Para Cyrillo, estar em uma posição de liderança hoje é a chance de poder mostrar para outras pessoas que elas têm outras opções. “Eu não tinha referências e passei por muitas situações sem entender que aquilo não precisava ser a minha realidade”, diz. “Hoje parece fácil falar, mas busco mostrar que você não precisa tolerar esse tipo de coisa, e as empresas precisam perceber que elas vão perder talentos se não investirem no que é necessário.”

 

David Palácio
David Palácio, community manager no Insper

 

Por que é importante ter uma liderança mais diversa

No caso de David Palácio, community manager no Insper e membro da Comissão de Diversidade, Equidade e Inclusão, a importância da representatividade na liderança foi algo que ele sentiu na pele logo no começo da carreira. Em um de seus primeiros empregos, em uma unidade do Sesc, ele trabalhou com um gerente que era gay assumido. “Eu nunca tinha tido uma liderança com pessoa LGBTQIAP+ e foi muito importante”, diz. “Ele trouxe muitas oportunidades para mim e era uma referência de como eu poderia ser gay e liderar.”

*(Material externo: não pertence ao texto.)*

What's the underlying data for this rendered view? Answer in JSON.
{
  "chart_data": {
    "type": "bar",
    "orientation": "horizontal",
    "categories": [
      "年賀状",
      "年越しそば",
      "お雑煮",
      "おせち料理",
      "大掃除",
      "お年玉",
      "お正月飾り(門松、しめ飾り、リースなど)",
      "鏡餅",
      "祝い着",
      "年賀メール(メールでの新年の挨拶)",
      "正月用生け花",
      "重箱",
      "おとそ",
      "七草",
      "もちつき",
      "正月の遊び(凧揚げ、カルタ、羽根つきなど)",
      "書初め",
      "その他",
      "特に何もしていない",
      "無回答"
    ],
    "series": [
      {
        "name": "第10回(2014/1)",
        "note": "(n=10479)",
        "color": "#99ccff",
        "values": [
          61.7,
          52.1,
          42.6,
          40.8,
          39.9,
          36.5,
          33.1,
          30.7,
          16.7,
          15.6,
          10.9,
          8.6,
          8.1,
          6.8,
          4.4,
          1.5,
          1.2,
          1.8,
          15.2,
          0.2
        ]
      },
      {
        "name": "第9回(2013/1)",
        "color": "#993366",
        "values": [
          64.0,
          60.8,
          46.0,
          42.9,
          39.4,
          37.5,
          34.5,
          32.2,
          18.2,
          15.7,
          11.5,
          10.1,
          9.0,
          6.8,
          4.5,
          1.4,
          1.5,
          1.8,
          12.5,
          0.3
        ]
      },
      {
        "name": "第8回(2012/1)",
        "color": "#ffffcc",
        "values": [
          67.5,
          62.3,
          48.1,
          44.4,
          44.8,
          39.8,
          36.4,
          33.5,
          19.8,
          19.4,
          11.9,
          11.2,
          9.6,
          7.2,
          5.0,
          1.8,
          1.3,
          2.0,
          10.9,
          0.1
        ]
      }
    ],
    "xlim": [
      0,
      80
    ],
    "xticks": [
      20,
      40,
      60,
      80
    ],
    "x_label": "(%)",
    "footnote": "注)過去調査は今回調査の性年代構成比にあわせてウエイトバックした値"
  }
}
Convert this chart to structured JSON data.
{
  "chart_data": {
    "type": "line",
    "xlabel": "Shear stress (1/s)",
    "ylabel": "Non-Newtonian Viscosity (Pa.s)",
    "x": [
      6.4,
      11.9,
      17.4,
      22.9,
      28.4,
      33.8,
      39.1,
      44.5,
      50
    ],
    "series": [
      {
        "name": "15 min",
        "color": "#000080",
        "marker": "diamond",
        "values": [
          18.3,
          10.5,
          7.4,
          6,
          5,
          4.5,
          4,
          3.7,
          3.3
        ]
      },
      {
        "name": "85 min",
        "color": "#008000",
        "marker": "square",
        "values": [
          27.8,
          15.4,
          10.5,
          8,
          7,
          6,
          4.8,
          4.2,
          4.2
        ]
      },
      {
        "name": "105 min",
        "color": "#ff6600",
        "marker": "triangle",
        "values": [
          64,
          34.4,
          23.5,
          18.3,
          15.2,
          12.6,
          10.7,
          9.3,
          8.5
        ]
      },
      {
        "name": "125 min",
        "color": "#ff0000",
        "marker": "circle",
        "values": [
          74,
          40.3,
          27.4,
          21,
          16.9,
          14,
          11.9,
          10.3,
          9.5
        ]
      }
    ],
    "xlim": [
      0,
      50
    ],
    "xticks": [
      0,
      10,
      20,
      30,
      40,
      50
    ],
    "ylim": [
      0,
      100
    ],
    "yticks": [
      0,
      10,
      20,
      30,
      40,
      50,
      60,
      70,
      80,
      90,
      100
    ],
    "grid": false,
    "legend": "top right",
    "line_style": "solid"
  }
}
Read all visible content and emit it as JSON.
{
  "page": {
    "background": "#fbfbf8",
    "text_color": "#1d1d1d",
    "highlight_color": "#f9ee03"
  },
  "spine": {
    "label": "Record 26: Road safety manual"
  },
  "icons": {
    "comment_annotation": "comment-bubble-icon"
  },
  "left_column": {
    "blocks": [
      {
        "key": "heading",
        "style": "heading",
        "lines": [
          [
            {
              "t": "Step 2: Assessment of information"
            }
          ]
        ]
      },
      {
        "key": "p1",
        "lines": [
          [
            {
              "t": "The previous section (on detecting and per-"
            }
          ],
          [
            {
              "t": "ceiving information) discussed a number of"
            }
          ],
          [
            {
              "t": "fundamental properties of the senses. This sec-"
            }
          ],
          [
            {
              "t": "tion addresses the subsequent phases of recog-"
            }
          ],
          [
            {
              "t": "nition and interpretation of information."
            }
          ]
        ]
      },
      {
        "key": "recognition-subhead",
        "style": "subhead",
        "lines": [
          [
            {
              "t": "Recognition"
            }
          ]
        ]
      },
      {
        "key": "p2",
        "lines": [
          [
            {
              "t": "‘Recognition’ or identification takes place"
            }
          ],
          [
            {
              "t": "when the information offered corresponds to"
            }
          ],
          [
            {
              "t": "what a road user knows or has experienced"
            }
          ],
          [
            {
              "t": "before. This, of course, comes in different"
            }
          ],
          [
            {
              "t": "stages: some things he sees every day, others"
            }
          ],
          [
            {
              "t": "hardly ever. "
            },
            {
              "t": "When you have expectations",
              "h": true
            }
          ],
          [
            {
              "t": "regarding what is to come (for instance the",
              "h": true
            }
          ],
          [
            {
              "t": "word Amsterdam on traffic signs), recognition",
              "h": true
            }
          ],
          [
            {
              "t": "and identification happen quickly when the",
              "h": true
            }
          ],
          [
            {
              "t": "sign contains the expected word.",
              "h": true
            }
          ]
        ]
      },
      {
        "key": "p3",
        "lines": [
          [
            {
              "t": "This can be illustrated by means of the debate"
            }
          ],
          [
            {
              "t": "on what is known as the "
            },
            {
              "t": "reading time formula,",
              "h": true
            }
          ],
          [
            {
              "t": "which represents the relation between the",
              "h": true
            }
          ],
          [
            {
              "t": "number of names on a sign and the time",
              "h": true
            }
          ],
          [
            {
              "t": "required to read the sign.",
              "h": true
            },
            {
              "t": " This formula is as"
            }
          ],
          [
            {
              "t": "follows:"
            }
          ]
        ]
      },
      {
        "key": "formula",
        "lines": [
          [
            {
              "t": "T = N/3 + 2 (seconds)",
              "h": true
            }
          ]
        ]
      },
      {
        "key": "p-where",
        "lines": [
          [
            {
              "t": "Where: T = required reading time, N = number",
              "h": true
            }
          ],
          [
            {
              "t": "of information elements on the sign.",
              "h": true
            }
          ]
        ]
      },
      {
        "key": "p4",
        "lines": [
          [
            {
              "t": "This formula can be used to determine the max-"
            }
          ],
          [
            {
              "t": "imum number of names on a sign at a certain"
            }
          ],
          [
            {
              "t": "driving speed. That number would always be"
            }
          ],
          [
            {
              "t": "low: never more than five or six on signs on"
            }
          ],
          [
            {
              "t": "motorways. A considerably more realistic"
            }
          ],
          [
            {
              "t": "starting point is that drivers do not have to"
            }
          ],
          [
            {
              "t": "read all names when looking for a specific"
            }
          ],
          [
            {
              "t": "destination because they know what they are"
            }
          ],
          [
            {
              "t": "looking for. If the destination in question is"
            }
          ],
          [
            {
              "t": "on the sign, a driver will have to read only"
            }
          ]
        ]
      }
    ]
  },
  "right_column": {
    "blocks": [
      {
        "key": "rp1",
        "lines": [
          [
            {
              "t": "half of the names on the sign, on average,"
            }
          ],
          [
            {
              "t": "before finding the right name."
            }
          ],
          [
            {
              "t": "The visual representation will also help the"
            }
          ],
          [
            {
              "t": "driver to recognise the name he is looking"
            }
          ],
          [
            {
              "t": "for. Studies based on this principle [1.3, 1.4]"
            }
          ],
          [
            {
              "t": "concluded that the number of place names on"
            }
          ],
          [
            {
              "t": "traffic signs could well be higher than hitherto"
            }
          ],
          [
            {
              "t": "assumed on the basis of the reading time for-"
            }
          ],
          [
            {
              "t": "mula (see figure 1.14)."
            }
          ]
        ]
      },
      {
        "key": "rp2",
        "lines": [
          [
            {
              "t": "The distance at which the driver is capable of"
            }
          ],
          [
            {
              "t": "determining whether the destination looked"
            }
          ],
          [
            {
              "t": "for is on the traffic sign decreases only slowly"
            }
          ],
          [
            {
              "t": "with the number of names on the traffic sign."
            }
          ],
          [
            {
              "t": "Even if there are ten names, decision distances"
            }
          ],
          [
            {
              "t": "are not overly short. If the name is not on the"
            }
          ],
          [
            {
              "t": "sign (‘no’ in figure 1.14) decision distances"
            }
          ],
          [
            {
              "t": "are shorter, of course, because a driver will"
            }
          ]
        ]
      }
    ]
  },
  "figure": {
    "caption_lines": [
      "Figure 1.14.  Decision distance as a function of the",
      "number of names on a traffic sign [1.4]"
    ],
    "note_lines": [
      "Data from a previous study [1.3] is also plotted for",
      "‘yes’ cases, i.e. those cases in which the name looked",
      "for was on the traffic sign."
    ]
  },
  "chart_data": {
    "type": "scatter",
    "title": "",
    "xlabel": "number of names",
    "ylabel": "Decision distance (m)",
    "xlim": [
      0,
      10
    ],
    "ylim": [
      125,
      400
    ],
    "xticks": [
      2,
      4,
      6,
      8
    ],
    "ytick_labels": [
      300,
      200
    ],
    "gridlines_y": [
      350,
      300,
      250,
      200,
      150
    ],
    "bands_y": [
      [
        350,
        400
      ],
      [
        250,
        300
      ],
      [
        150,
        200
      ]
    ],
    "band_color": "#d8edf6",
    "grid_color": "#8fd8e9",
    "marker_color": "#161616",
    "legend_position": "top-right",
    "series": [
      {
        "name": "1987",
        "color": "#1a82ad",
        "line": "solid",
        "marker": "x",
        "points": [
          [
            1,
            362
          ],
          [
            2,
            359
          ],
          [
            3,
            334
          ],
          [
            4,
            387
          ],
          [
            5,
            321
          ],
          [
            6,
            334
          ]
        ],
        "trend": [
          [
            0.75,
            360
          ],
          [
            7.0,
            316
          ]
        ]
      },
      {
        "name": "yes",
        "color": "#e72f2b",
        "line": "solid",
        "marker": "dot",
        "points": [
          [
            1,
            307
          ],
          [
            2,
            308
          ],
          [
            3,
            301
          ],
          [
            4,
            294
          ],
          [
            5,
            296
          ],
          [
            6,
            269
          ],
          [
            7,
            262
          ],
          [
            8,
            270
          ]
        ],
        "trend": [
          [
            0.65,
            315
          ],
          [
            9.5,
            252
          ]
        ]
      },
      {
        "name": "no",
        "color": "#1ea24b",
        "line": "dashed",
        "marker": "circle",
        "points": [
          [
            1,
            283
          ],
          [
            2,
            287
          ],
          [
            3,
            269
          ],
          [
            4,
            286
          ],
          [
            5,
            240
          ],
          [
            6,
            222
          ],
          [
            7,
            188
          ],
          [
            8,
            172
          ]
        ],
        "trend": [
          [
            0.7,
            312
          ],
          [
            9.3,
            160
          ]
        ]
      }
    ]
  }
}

A experiência contrastava com o que Palácio vivia naquela época na graduação de Filosofia, que cursou em uma faculdade cristã. “Era um ambiente muito fechado.Havia pessoas LGBTQIAP+, mas elas não se posicionavam, e isso me incomodava”, diz. Mas, assim como Cyrillo, se anular para poder se encaixar foi algo que Palácio se recusou a fazer. “Eu não conseguiria ficar em um lugar onde eu não me sinta bem, nem compreendido do jeito que sou.”

Ele lembra, no entanto, que nem todos podem fazer essa escolha. “Muitas pessoas precisam se submeter a diversas situações constrangedoras, esconder sua personalidade, a sua própria família, o que é muito triste”, diz. Por outro lado, conta Palácio, a importância de se afirmar foi algo que ele também foi aprendendo ao longo do tempo, desde que se assumiu para a família, aos 15 anos. “Eu percebi que, se me calar, não vou me sentir bem, e foi uma grande conquista poder me posicionar em todos os lugares.”

E viver a diversidade, para Palácio, envolve que ele mesmo entre em contato com diferentes realidades. É por isso que, no Insper, ele participa da Comissão de Diversidade, Equidade e Inclusão. “Fazer parte da comissão é importante também para eu criar uma conexão com outros grupos”, observa. “Acesso comunidades que eu não acessaria estando apenas na minha função.”

Isso ajuda também, comenta, na sua própria atuação como community manager no Hub de Inovação do Insper. “É importante que eu tenha essa abertura para a diferença, diversidade e inclusão, para que cada membro da minha comunidade seja compreendido na sua individualidade e em como faz a diferença no negócio e na sociedade.”

Ele procura também promover negócios de impacto LGBTQIAP+ e mostrar como empreender com diversidade em mente é fundamental. “Principalmente hoje, não dá para dissociar o que você é do seu trabalho, está tudo conectado”, diz. “Muitas pessoas esperam que a gente não se exponha, mas nesse caso isso significa não viver, não cultivar o que você tem de próprio.”

Segundo Palácio, as empresas estão muito mais receptivas para o tema do que há pouco mais de uma década, quando ele começou a trabalhar. Mas, critica, ainda existe muito “pinkwashing” nas empresas. “Muitas promovem a causa da diversidade no discurso, mas, na prática, faltam ações práticas”, afirma. Por exemplo, cita, não têm banheiro multigênero, não têm comissão de diversidade cuja participação esteja incluída na carga horária dos funcionários, nem incluem casais homoafetivos em benefícios como licenças-maternidade ou paternidade e plano de saúde.

Outras políticas fundamentais seriam campanhas de sensibilização que convidassem de fato as pessoas protagonistas das causas e a criação de vagas afirmativas. “Se você não tiver essas contratações intencionais, o natural é o status quo continuar”, diz Palácio. “Então é importante trazer as cotas porque você dá possibilidade para pessoas muito talentosas e promissoras no ambiente e vai garantindo que a igualdade se amplie com o tempo.”